Fed policymakers make case for rate hikes after end of bond-buying taper

By Ann Saphir and Howard Schneider

(Reuters) – Citing high U.S. inflation and a job market that’s nearing its full potential at least while the COVID-19 pandemic continues, Federal Reserve policymakers on Friday laid out a case for raising interest rates soon after the central bank ends its bond-buying program in March.

And it wasn’t just the Fed’s inflation-focused hawks who were doing it. San Francisco Fed President Mary Daly, who as little as a month ago was calling for the central bank to show patience in its policy stance to allow more workers to reenter the labor market, said she would support two or three rate hikes next year, and did not rule out raising borrowing costs in March when asked about a start date.

“I have adjusted my stance,” Daly said in an interview with the Wall Street Journal, noting the burden that rising prices could put on families and nodding to the difficulty firms are having hiring workers and the health fears that are keeping many from seeking jobs.

“If we try to push the labor market now when clearly many Americans who are sidelined don’t want to come in … if we push too hard, and then we have to raise rates rapidly, then we end up with a really sharp pullback and historically a very sharp pullback on the part of the Fed, it results in a recession,” she said in the interview.
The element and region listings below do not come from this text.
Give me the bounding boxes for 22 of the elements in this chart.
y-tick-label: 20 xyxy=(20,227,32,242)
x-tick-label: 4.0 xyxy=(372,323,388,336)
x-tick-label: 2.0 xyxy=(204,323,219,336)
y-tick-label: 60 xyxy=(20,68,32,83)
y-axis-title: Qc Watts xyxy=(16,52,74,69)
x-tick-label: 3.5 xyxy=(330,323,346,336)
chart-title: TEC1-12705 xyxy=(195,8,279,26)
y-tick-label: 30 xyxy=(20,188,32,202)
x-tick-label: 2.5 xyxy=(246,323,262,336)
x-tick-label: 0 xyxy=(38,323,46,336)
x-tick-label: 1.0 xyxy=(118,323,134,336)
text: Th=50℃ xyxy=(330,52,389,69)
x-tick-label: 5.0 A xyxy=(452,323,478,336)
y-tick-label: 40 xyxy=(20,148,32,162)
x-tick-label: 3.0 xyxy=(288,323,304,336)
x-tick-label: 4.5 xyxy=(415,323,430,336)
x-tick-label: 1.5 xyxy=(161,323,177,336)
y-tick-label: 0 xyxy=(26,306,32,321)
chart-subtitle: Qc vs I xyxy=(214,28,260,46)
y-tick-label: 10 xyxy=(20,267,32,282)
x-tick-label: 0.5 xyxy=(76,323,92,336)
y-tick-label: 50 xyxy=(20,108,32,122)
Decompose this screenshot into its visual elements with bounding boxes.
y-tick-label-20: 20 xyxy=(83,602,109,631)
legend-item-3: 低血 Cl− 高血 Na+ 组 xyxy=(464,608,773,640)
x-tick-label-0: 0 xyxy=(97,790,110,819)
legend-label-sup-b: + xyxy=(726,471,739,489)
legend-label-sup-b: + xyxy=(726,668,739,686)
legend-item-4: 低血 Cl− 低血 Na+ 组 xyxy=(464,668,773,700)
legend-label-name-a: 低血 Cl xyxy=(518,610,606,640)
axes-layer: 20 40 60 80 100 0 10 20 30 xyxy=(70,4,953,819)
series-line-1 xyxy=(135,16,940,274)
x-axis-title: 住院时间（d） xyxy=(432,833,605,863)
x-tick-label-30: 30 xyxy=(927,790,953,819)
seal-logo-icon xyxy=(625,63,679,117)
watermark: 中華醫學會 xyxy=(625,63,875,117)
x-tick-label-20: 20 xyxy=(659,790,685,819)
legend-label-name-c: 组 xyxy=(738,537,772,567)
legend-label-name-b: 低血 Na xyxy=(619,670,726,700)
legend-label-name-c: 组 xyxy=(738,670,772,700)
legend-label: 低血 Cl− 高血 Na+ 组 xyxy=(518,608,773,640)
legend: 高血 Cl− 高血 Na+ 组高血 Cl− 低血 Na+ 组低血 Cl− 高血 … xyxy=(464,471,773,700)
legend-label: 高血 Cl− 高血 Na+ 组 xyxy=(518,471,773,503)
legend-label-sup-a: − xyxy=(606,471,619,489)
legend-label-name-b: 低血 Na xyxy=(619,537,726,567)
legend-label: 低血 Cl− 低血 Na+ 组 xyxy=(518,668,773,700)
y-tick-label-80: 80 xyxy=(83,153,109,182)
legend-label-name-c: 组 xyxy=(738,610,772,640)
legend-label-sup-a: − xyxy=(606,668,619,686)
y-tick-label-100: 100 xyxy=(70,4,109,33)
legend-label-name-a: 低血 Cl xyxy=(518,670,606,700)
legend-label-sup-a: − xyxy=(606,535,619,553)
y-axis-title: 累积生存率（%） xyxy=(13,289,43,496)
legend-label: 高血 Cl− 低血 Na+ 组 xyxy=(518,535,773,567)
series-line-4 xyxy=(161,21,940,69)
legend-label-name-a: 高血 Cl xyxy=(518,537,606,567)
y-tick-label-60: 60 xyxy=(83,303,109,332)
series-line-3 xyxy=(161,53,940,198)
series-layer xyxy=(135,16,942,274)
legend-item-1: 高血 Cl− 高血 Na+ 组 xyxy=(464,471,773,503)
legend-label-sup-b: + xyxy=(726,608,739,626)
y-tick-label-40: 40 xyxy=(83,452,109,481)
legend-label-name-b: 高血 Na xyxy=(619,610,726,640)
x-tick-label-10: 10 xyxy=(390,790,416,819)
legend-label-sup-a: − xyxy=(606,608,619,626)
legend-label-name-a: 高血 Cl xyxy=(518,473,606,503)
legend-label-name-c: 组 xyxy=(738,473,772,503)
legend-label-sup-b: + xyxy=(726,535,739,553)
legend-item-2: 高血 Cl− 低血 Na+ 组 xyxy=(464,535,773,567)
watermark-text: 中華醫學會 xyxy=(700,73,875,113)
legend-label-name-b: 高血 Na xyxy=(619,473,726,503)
“If we see that the economy is delivering high inflation, even if we expect that inflation to not persist past the pandemic, and we see the labor market is extremely tight, even though we don’t expect that to be true past the pandemic, then the policy action that would be appropriate is, after tapering, to raise the interest rate.”

The remarks from one of the Fed’s most ardent supporters of an employment-focused monetary policy drove home the depths of the shift among Fed policymakers over the last several weeks, as measures of inflation have continued to run at more than double the central bank’s 2% target and the unemployment rate fell to 4.2%, near policymakers’ estimate of full employment.

Earlier this week, Fed policymakers unanimously agreed to speed up the wind-down of the central bank’s bond-buying program, with a plan to end the asset purchases in March so as to allow time for the three interest rate hikes that most Fed policymakers now believe will be needed next year.

The central bank initiated its bond-buying program in 2020 to shelter the economy from the fallout from the pandemic. Until it recently began tapering the purchases, it was buying $120 billion in Treasuries and mortgage-backed securities each month.

Though Daly told the WSJ that the economy will be able to support more jobs once the pandemic fades, she added that “we are nearing that kind of maximum employment we can have today.”

‘IN A GOOD POSITION’

Fed Governor Christopher Waller, who has for months voiced worries about rising prices, told an economics group in New York on Friday that he was in favor of even more aggressive policy tightening. He said he thought a rate hike in March would be “very likely” given inflation’s persistence and what he expects will be a return by then to pre-pandemic levels of employment, after accounting for retirements.

And, Waller added, that the central bank should also begin trimming its overall bond holdings by next summer, a move that could push up long-term borrowing costs and add an extra layer of policy tightening to slow the economy.

Such a shift would mark a much sharper return to policy normalcy than after the 2007-2009 financial crisis and recession, when the Fed waited a year after ending its bond-buying program to start raising rates, and held its balance sheet steady for another two years by reinvesting the proceeds of maturing bonds.

The Fed currently has about $8.8 trillion on its balance sheet.

Speaking earlier on Friday, New York Fed President John Williams did not signal he would necessarily support such a fast withdrawal of policy stimulus, but he did say he felt the Fed’s decision to wrap up its asset purchases quickly would put the central bank in position to respond to incoming economic data.

“It’s really about getting our monetary policy stance in a good position and also obviously creating the optionality at some point next year, likely, to actually start raising the federal funds target range,” he told CNBC.

The Fed slashed its overnight benchmark interest rate to the near-zero level in March 2020 and has kept it there since then to nurse the economic recovery.